Your estate will have to pay federal estate taxes if its net value when you die is more than the exempt amount set by Congress. In 2016, the federal estate tax exemption is $5.45 million, and every dollar over the exempt amount is taxed at 40%. The exempt amount adjusts for inflation annually and is expected to increase over time. State estate/inheritance taxes vary. Because they can apply at a lower threshold, your estate could be exempt from federal tax and still have to pay a state death tax.
To determine the current net value of your estate, add your assets then subtract your debts. Be sure to include your home, business interests, bank accounts, investments, personal property, IRAs, and retirement plans. You must also include death benefits from any life insurance policies for which you have any “incidents of ownership.” These include policies you can borrow against, assign or cancel, or for which you can revoke an assignment, or can name or change the beneficiary.
If the net value of your estate is less than the exempt amount, you’ll pay no estate taxes. But if it’s more, every dollar over the exempt amount will be taxed.

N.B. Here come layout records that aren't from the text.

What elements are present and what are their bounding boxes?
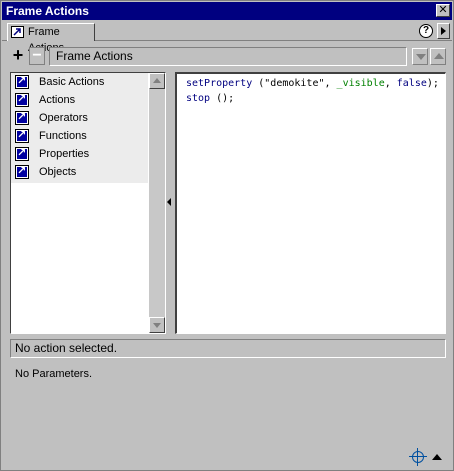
code-keyword: false — [396, 78, 427, 89]
script-editor[interactable]: setProperty ("demokite", _visible, false… — [175, 72, 446, 334]
parameters-text: No Parameters. — [15, 368, 93, 380]
toolbox-list: Basic Actions Actions Operators Function… — [11, 73, 148, 183]
title-bar[interactable]: Frame Actions ✕ — [2, 2, 452, 20]
remove-action-button[interactable]: − — [29, 47, 45, 65]
move-up-icon — [434, 53, 444, 59]
book-icon — [15, 146, 29, 161]
code-punct: (); — [210, 93, 235, 104]
toolbox-scrollbar[interactable] — [149, 73, 165, 333]
code-punct: ); — [426, 78, 439, 89]
toolbox-item-properties[interactable]: Properties — [11, 145, 148, 163]
panel-menu-button[interactable] — [437, 23, 450, 39]
book-icon — [15, 74, 29, 89]
code-punct: ( — [252, 78, 265, 89]
actions-toolbar: + − Frame Actions — [2, 45, 452, 69]
toolbox-item-objects[interactable]: Objects — [11, 163, 148, 181]
tab-bar: Frame Actions ? — [2, 21, 452, 54]
scroll-down-icon — [153, 323, 161, 328]
arrow-book-icon — [11, 26, 24, 38]
toolbox-item-label: Functions — [39, 130, 87, 142]
toolbox-item-label: Properties — [39, 148, 90, 160]
toolbox-item-label: Basic Actions — [39, 76, 105, 88]
code-function: setProperty — [186, 78, 253, 89]
help-button[interactable]: ? — [419, 24, 433, 38]
window-title: Frame Actions — [6, 4, 89, 18]
book-icon — [15, 164, 29, 179]
code-line[interactable]: stop (); — [186, 91, 445, 106]
collapse-parameters-icon[interactable] — [432, 454, 442, 460]
toolbox-item-operators[interactable]: Operators — [11, 109, 148, 127]
close-button[interactable]: ✕ — [436, 4, 450, 17]
move-down-button[interactable] — [412, 48, 428, 65]
add-action-button[interactable]: + — [10, 46, 26, 65]
toolbox-item-label: Actions — [39, 94, 76, 106]
collapse-left-icon — [167, 198, 171, 206]
tab-frame-actions[interactable]: Frame Actions — [7, 23, 95, 54]
action-status: No action selected. — [10, 339, 446, 358]
book-icon — [15, 110, 29, 125]
scroll-up-button[interactable] — [149, 73, 165, 89]
code-line[interactable]: setProperty ("demokite", _visible, false… — [186, 76, 445, 91]
code-property: _visible — [336, 78, 385, 89]
insert-target-path-icon[interactable] — [409, 448, 427, 466]
toolbox-item-basic-actions[interactable]: Basic Actions — [11, 73, 148, 91]
move-down-icon — [416, 54, 426, 60]
code-punct: , — [384, 78, 397, 89]
book-icon — [15, 92, 29, 107]
actions-toolbox: Basic Actions Actions Operators Function… — [10, 72, 166, 334]
toolbox-item-functions[interactable]: Functions — [11, 127, 148, 145]
frame-actions-window: Frame Actions ✕ Frame Actions ? + − Fram… — [0, 0, 454, 471]
toolbox-item-label: Objects — [39, 166, 77, 178]
code-string: "demokite" — [264, 78, 325, 89]
toolbox-item-actions[interactable]: Actions — [11, 91, 148, 109]
toolbox-item-label: Operators — [39, 112, 88, 124]
panel-splitter[interactable] — [167, 187, 173, 217]
book-icon — [15, 128, 29, 143]
current-action-label: Frame Actions — [49, 47, 407, 66]
scroll-down-button[interactable] — [149, 317, 165, 333]
move-up-button[interactable] — [430, 48, 446, 65]
panel-menu-arrow-icon — [441, 27, 446, 35]
code-punct: , — [324, 78, 337, 89]
code-function: stop — [186, 93, 211, 104]
scroll-up-icon — [153, 78, 161, 83]
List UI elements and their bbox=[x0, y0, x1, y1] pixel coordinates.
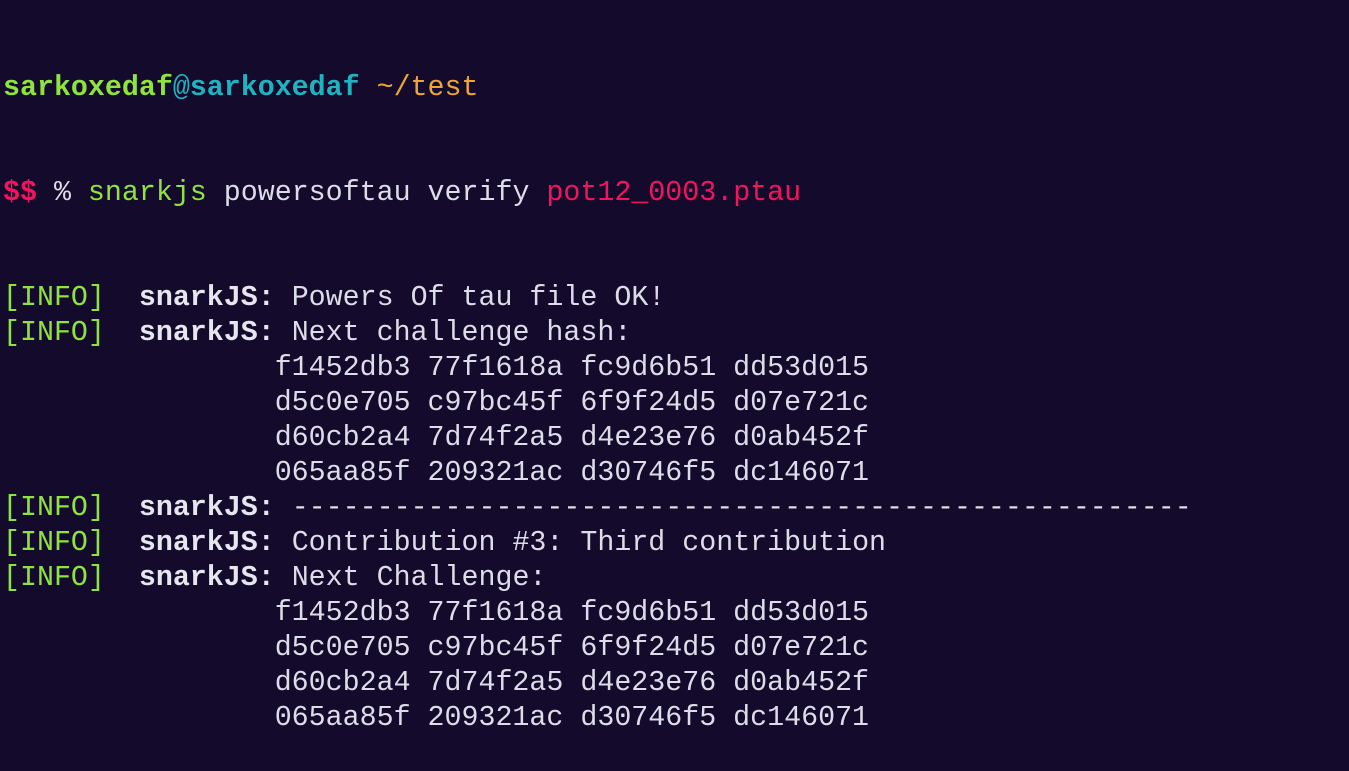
prompt-percent: % bbox=[53, 177, 71, 209]
hash-line: d60cb2a4 7d74f2a5 d4e23e76 d0ab452f bbox=[3, 666, 1192, 701]
prompt-user: sarkoxedaf bbox=[3, 72, 173, 104]
hash-value: f1452db3 77f1618a fc9d6b51 dd53d015 bbox=[274, 597, 870, 629]
hash-line: f1452db3 77f1618a fc9d6b51 dd53d015 bbox=[3, 351, 1192, 386]
log-source: snarkJS: bbox=[138, 492, 275, 524]
command-file: pot12_0003.ptau bbox=[546, 177, 802, 209]
hash-line: d60cb2a4 7d74f2a5 d4e23e76 d0ab452f bbox=[3, 421, 1192, 456]
hash-value: d5c0e705 c97bc45f 6f9f24d5 d07e721c bbox=[274, 632, 870, 664]
terminal-output[interactable]: sarkoxedaf@sarkoxedaf ~/test $$ % snarkj… bbox=[3, 1, 1192, 771]
hash-line: d5c0e705 c97bc45f 6f9f24d5 d07e721c bbox=[3, 631, 1192, 666]
log-line: [INFO] snarkJS: Next challenge hash: bbox=[3, 316, 1192, 351]
log-source: snarkJS: bbox=[138, 317, 275, 349]
log-tag: [INFO] bbox=[3, 527, 105, 559]
prompt-host: sarkoxedaf bbox=[189, 72, 360, 104]
hash-value: f1452db3 77f1618a fc9d6b51 dd53d015 bbox=[274, 352, 870, 384]
command-args: powersoftau verify bbox=[223, 177, 530, 209]
log-source: snarkJS: bbox=[138, 562, 275, 594]
log-source: snarkJS: bbox=[138, 527, 275, 559]
command-name: snarkjs bbox=[87, 177, 207, 209]
log-tag: [INFO] bbox=[3, 282, 105, 314]
prompt-path: ~/test bbox=[376, 72, 479, 104]
log-message: ----------------------------------------… bbox=[291, 492, 1192, 524]
hash-value: d60cb2a4 7d74f2a5 d4e23e76 d0ab452f bbox=[274, 667, 870, 699]
log-message: Powers Of tau file OK! bbox=[291, 282, 666, 314]
log-message: Next challenge hash: bbox=[291, 317, 632, 349]
hash-value: d5c0e705 c97bc45f 6f9f24d5 d07e721c bbox=[274, 387, 870, 419]
hash-value: 065aa85f 209321ac d30746f5 dc146071 bbox=[274, 702, 870, 734]
hash-value: 065aa85f 209321ac d30746f5 dc146071 bbox=[274, 457, 870, 489]
prompt-symbol: $$ bbox=[3, 177, 37, 209]
prompt-at: @ bbox=[172, 72, 190, 104]
prompt-line: sarkoxedaf@sarkoxedaf ~/test bbox=[3, 71, 1192, 106]
log-tag: [INFO] bbox=[3, 317, 105, 349]
hash-line: 065aa85f 209321ac d30746f5 dc146071 bbox=[3, 456, 1192, 491]
log-tag: [INFO] bbox=[3, 562, 105, 594]
log-line: [INFO] snarkJS: Powers Of tau file OK! bbox=[3, 281, 1192, 316]
hash-line: 065aa85f 209321ac d30746f5 dc146071 bbox=[3, 701, 1192, 736]
log-message: Contribution #3: Third contribution bbox=[291, 527, 887, 559]
hash-value: d60cb2a4 7d74f2a5 d4e23e76 d0ab452f bbox=[274, 422, 870, 454]
log-line: [INFO] snarkJS: Next Challenge: bbox=[3, 561, 1192, 596]
command-line: $$ % snarkjs powersoftau verify pot12_00… bbox=[3, 176, 1192, 211]
log-message: Next Challenge: bbox=[291, 562, 547, 594]
hash-line: f1452db3 77f1618a fc9d6b51 dd53d015 bbox=[3, 596, 1192, 631]
log-tag: [INFO] bbox=[3, 492, 105, 524]
hash-line: d5c0e705 c97bc45f 6f9f24d5 d07e721c bbox=[3, 386, 1192, 421]
log-line: [INFO] snarkJS: Contribution #3: Third c… bbox=[3, 526, 1192, 561]
log-source: snarkJS: bbox=[138, 282, 275, 314]
log-line: [INFO] snarkJS: ------------------------… bbox=[3, 491, 1192, 526]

So, what can you do to get the most out of your estate tax exemption?
1. Married? You can “double” your exemption. By setting up an A-B living trust, both spouses can use their estate tax exemptions, protect up to $10.9 million (in 2016) from estate taxes, and save up to $2.18 million in federal estate taxes. As the exemption increases with inflation adjustments, you will be able to save even more for your family. This type of estate tax planning can be done using a will, but you would not avoid probate or enjoy the other benefits of a living trust.
2. Check the wording. If you already have an A-B living trust, make sure the language to use your exemptions is flexible and does not state a specific dollar amount (e.g., $1 million or $2 million). Instead, it should apply a formula or use language such as “the amount that is exempt from estate taxes at the time of the grantor’s death.” Your attorney will know the best way to handle this.
3. Shift assets. If you and your spouse have separate trusts, you may need to move assets from one trust to the other as the exemption increases.
4. Switch to a trust. If a will is the centerpiece of your estate plan, consider changing to a living trust now. It will probably cost more initially, but it can avoid probate, prevent court control of assets at incapacity, and will give you more control over the distribution of your estate after you die. For most people, a living trust is a far better estate planning tool.
5. Make gifts. If you have a sizeable estate, you may want to consider giving some of your assets now to the people or organizations who will receive them after you die. Why? First, it can be very satisfying to see the results of your gifts — something you can’t do if you hold onto everything until you die. Second, gifting is an excellent way to reduce estate taxes because you are reducing the size of your taxable estate. (Just make sure you don’t give away any assets you may need later.) As is the case with any legal strategy, there are right and wrong ways to do this. If this is something that interests you, check with your attorney before you make any gifts because there can income tax implications if the “wrong” assets are gifted. However, with the exemption currently so high, many families will be able to give as much as they want to family members without having to worry about gift taxes.
6. Remove assets from your estate at a discount. If your estate is larger than the exempt amount (or larger than two exemptions if you are married), your attorney can suggest some additional planning options that will let you transfer assets to your loved ones at reduced values, leveraging the amount of your exemption(s). Some of these options may be discontinued in the future, as the IRS and many in Congress seem to always be looking for more ways to increase tax revenues. So this is an excellent time to incorporate them in your planning, while they are still available.
7. Review your plan annually with a qualified attorney. Your estate plan is a snapshot of you, your assets, your family, your goals and the tax laws in effect at the time it was prepared. Any time one of these changes, you need to review your plan. This year is a perfect time to have your plan reviewed.